But, in general, I agree with your assessment. Neuromancer is the theory, Snow Crash is the killer app. If they make a movie out of SC, they better find someone really awesome to play Hiro.
Now I want to re-read them both...
Hmm, Neuromancer is on my to-read list (a few down after this Icelandic novel I am trying to finish). Now I am not sure I want to read it for fear of being disappointed (like how Ender's Game elicited a huge "meh" from me).
As for a SC movie, I think casting Hiro would be the easier job. Y.T. is harder. For some reason, I've always identified myself more with the free-spirited Y.T. than nothing-can-faze-me Hiro...
Tim - Yeah, I wish I had a copy of Snow Crash to reread. It's possible that I haven't read it since 1996 (hope not too much of my post was just nostalgia -- but, man, when I first read the book, it was like Stephenson had read my mind and wrote a book just for me). And I like your "killer app" description. Spot on. Random question: in Neuromancer, The Dixie Flatline is a personality stored on a "ROM construct." Okay, so where does he store his interactions with Case? Ah, and now I've skipped past the threshold of acceptable geekiness into full-on dork-mode. ;)

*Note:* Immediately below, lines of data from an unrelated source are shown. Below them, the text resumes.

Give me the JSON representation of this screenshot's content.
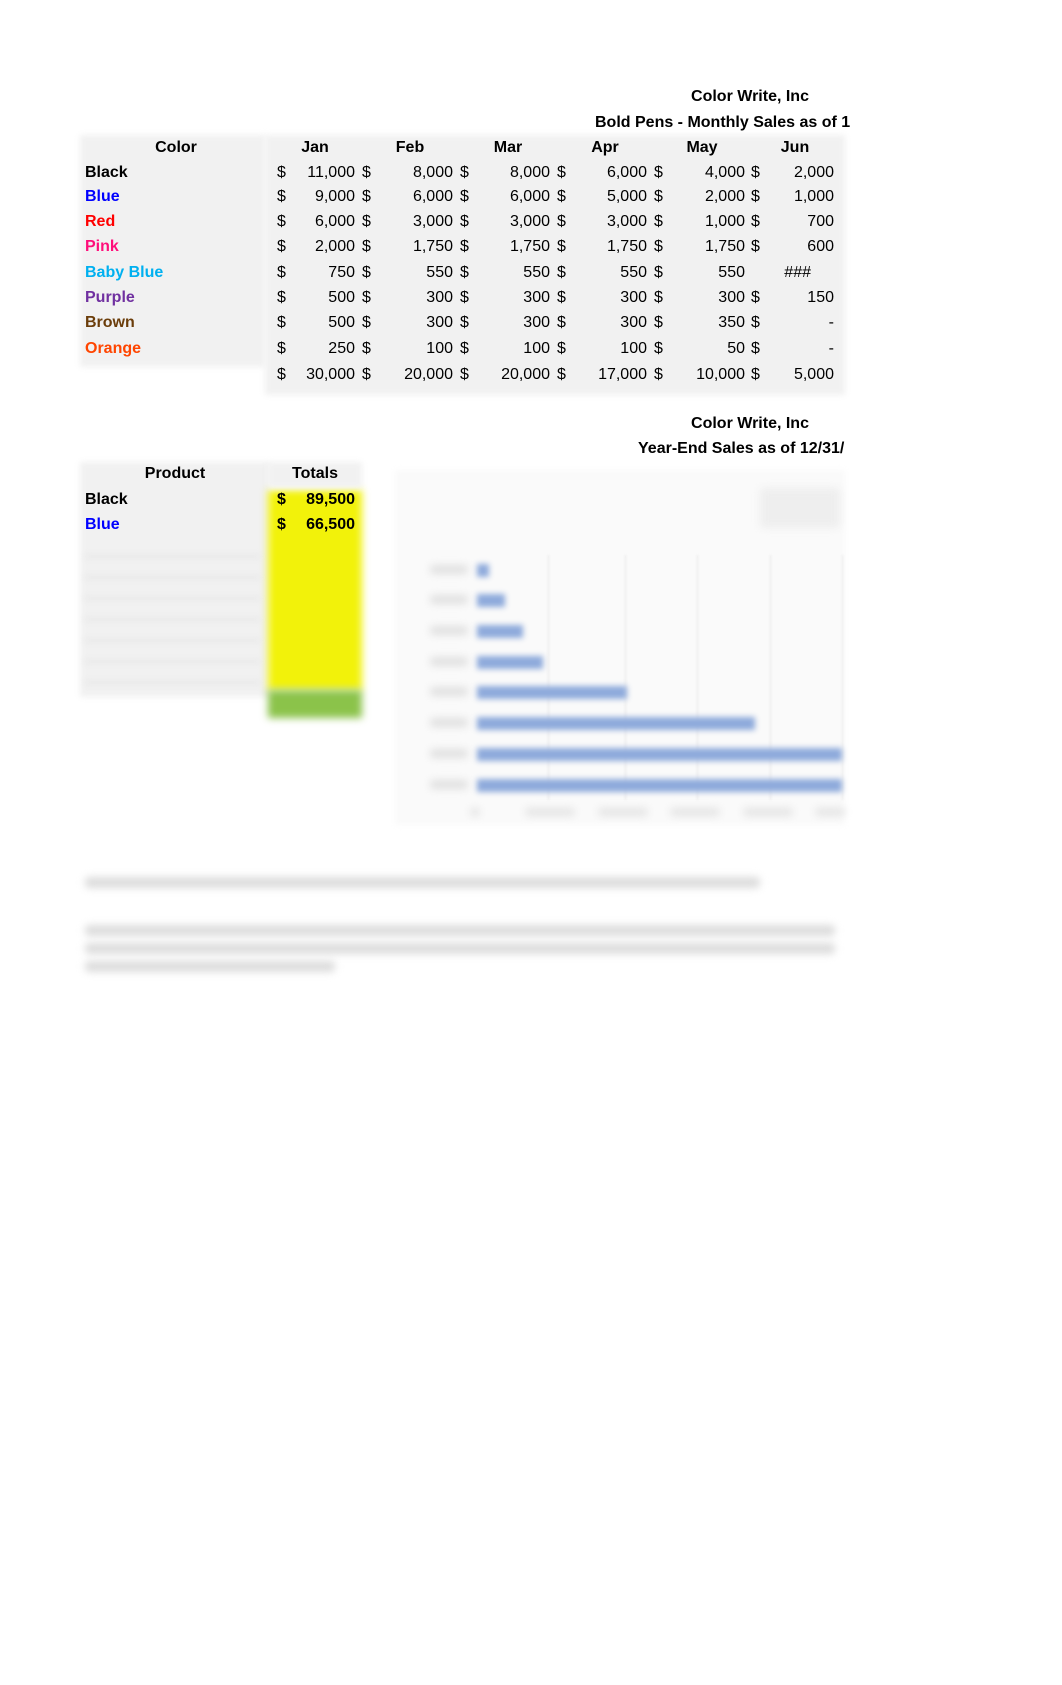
{
  "sheet1": {
    "company": "Color Write, Inc",
    "subtitle": "Bold Pens - Monthly Sales as of 1",
    "headers": [
      "Color",
      "Jan",
      "Feb",
      "Mar",
      "Apr",
      "May",
      "Jun"
    ],
    "rows": [
      {
        "label": "Black",
        "color": "#000000",
        "cells": [
          [
            "$",
            "11,000"
          ],
          [
            "$",
            "8,000"
          ],
          [
            "$",
            "8,000"
          ],
          [
            "$",
            "6,000"
          ],
          [
            "$",
            "4,000"
          ],
          [
            "$",
            "2,000"
          ]
        ]
      },
      {
        "label": "Blue",
        "color": "#0000ff",
        "cells": [
          [
            "$",
            "9,000"
          ],
          [
            "$",
            "6,000"
          ],
          [
            "$",
            "6,000"
          ],
          [
            "$",
            "5,000"
          ],
          [
            "$",
            "2,000"
          ],
          [
            "$",
            "1,000"
          ]
        ]
      },
      {
        "label": "Red",
        "color": "#ff0000",
        "cells": [
          [
            "$",
            "6,000"
          ],
          [
            "$",
            "3,000"
          ],
          [
            "$",
            "3,000"
          ],
          [
            "$",
            "3,000"
          ],
          [
            "$",
            "1,000"
          ],
          [
            "$",
            "700"
          ]
        ]
      },
      {
        "label": "Pink",
        "color": "#ff0f7b",
        "cells": [
          [
            "$",
            "2,000"
          ],
          [
            "$",
            "1,750"
          ],
          [
            "$",
            "1,750"
          ],
          [
            "$",
            "1,750"
          ],
          [
            "$",
            "1,750"
          ],
          [
            "$",
            "600"
          ]
        ]
      },
      {
        "label": "Baby Blue",
        "color": "#00b0f0",
        "cells": [
          [
            "$",
            "750"
          ],
          [
            "$",
            "550"
          ],
          [
            "$",
            "550"
          ],
          [
            "$",
            "550"
          ],
          [
            "$",
            "550"
          ],
          [
            "",
            "###"
          ]
        ]
      },
      {
        "label": "Purple",
        "color": "#7030a0",
        "cells": [
          [
            "$",
            "500"
          ],
          [
            "$",
            "300"
          ],
          [
            "$",
            "300"
          ],
          [
            "$",
            "300"
          ],
          [
            "$",
            "300"
          ],
          [
            "$",
            "150"
          ]
        ]
      },
      {
        "label": "Brown",
        "color": "#6b3d0a",
        "cells": [
          [
            "$",
            "500"
          ],
          [
            "$",
            "300"
          ],
          [
            "$",
            "300"
          ],
          [
            "$",
            "300"
          ],
          [
            "$",
            "350"
          ],
          [
            "$",
            "-"
          ]
        ]
      },
      {
        "label": "Orange",
        "color": "#ff4500",
        "cells": [
          [
            "$",
            "250"
          ],
          [
            "$",
            "100"
          ],
          [
            "$",
            "100"
          ],
          [
            "$",
            "100"
          ],
          [
            "$",
            "50"
          ],
          [
            "$",
            "-"
          ]
        ]
      },
      {
        "label": "",
        "color": "#000000",
        "cells": [
          [
            "$",
            "30,000"
          ],
          [
            "$",
            "20,000"
          ],
          [
            "$",
            "20,000"
          ],
          [
            "$",
            "17,000"
          ],
          [
            "$",
            "10,000"
          ],
          [
            "$",
            "5,000"
          ]
        ]
      }
    ]
  },
  "sheet2": {
    "company": "Color Write, Inc",
    "subtitle": "Year-End Sales as of 12/31/",
    "headers": [
      "Product",
      "Totals"
    ],
    "rows": [
      {
        "label": "Black",
        "color": "#000000",
        "currency": "$",
        "total": "89,500"
      },
      {
        "label": "Blue",
        "color": "#0000ff",
        "currency": "$",
        "total": "66,500"
      }
    ],
    "highlight_color": "#f2f20a",
    "total_cell_color": "#8bc34a",
    "chart_bar_color": "#8eaadb"
  }
}
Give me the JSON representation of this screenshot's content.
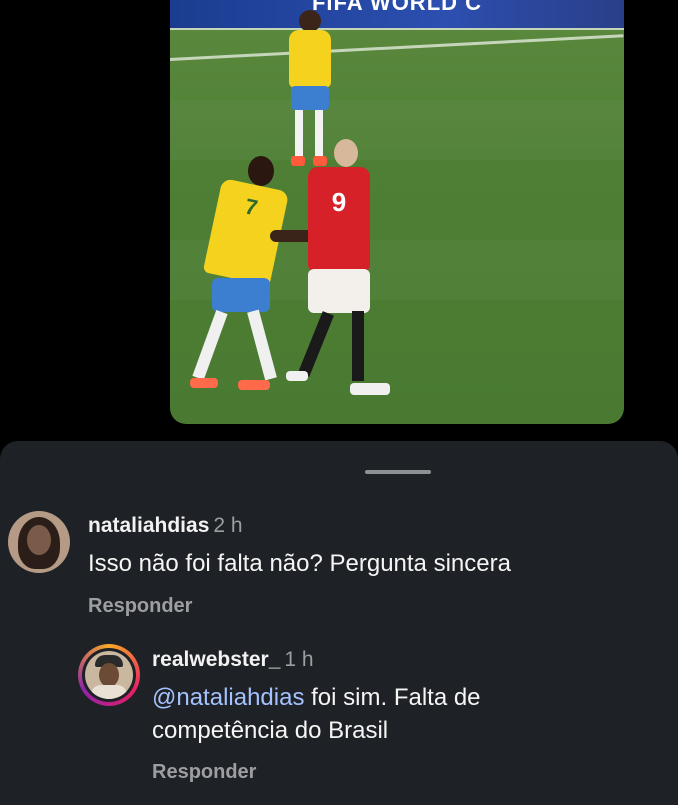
{
  "video": {
    "banner_text": "FIFA WORLD C",
    "player_front_number": "7",
    "player_opponent_number": "9"
  },
  "comments": [
    {
      "username": "nataliahdias",
      "time": "2 h",
      "text": "Isso não foi falta não? Pergunta sincera",
      "reply_label": "Responder"
    },
    {
      "username": "realwebster_",
      "time": "1 h",
      "mention": "@nataliahdias",
      "text_line1": " foi sim. Falta de",
      "text_line2": "competência do Brasil",
      "reply_label": "Responder"
    }
  ],
  "colors": {
    "sheet_bg": "#1e2125",
    "mention": "#a4c2ff",
    "muted": "#9c9ea2"
  }
}
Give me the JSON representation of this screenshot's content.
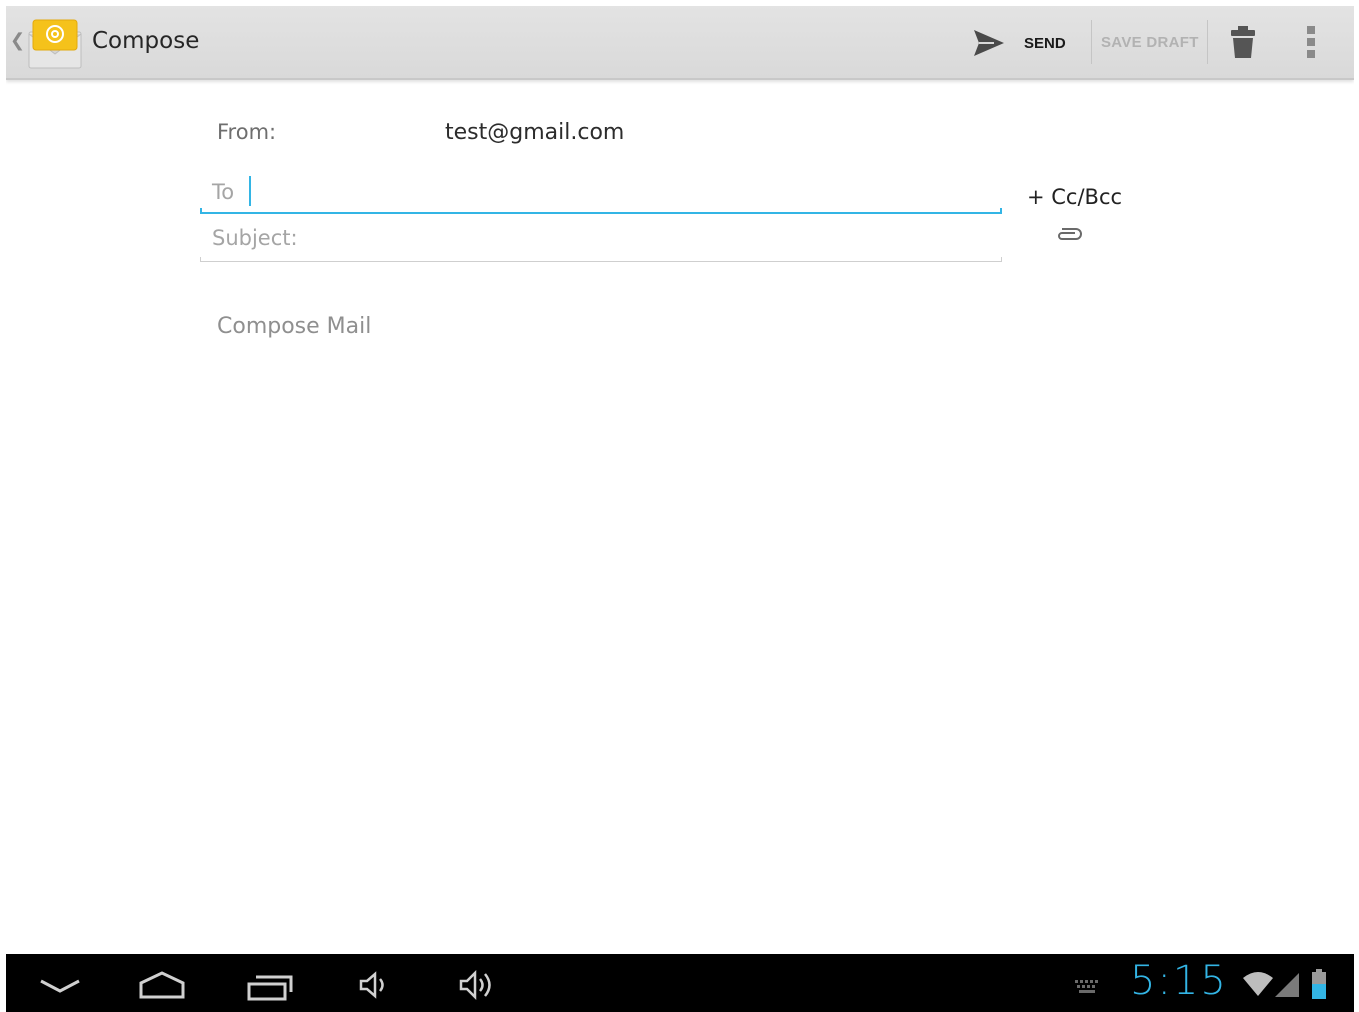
{
  "action_bar": {
    "title": "Compose",
    "send_label": "SEND",
    "save_draft_label": "SAVE DRAFT",
    "icons": [
      "email-app-icon",
      "send-icon",
      "trash-icon",
      "overflow-menu-icon"
    ]
  },
  "form": {
    "from_label": "From:",
    "from_value": "test@gmail.com",
    "to_placeholder": "To",
    "cc_bcc_label": "+ Cc/Bcc",
    "subject_placeholder": "Subject:",
    "body_placeholder": "Compose Mail"
  },
  "system_bar": {
    "time": "5:15",
    "nav_icons": [
      "hide-keyboard-icon",
      "home-icon",
      "recent-apps-icon",
      "volume-down-icon",
      "volume-up-icon"
    ],
    "status_icons": [
      "keyboard-icon",
      "wifi-icon",
      "signal-icon",
      "battery-icon"
    ]
  },
  "colors": {
    "accent": "#33b5e5",
    "action_bar_bg": "#dddddd",
    "system_bar_bg": "#000000"
  }
}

As for the eventual movie, I'm guessing the chances of casting someone who's actually half-African-American, half-Korean are no better than 10%, no matter how long it takes to get a movie made.
Eugene - You thought Ender's Game was 'meh?' I think it's overpraised, and I like one (can never remember which one) of the sequels better, but I wouldn't call it 'meh.' I'd say that at very least, I enjoyed Neuromancer for pure historical value. It's like watching Blade Runner for the first time and suddenly getting why the future looks the way it does in movies.
Oh, and I totally agree that getting Y.T. right is much tougher than Hiro. I shudder at how they'll destroy her character.
Maybe it's just a jaded me when I read Ender's Game (in grad school)...the punchline was telegraphed 2/3 into the novel, so reading the last 3rd was basically a chore. It felt kinda like watching somebody play a cool video game but one I can't play myself. I can't find myself motivated to read the sequels after that.
Eugene - I hate when that happens. Anyway, the sequels are very different stylistically (Ender's Game is very much a first book) but as far as I can tell only one is really worth reading and several, or maybe most of them, are probably very worth staying away from.
Yeah I concur - only the first and second books are any good (Ender's Game and Speaker for the Dead). The last two are all philosophizing and increasingly little action. That said: SftD is very good, although very different than Ender.
Jackie: I have only faint memory of the ROM construct thing, but yeah, it doesn't seem to make sense. Although Gibson supposedly didn't know very much about computers when he wrote the book, and didn't actually own a PC until many years later. So that might explain it.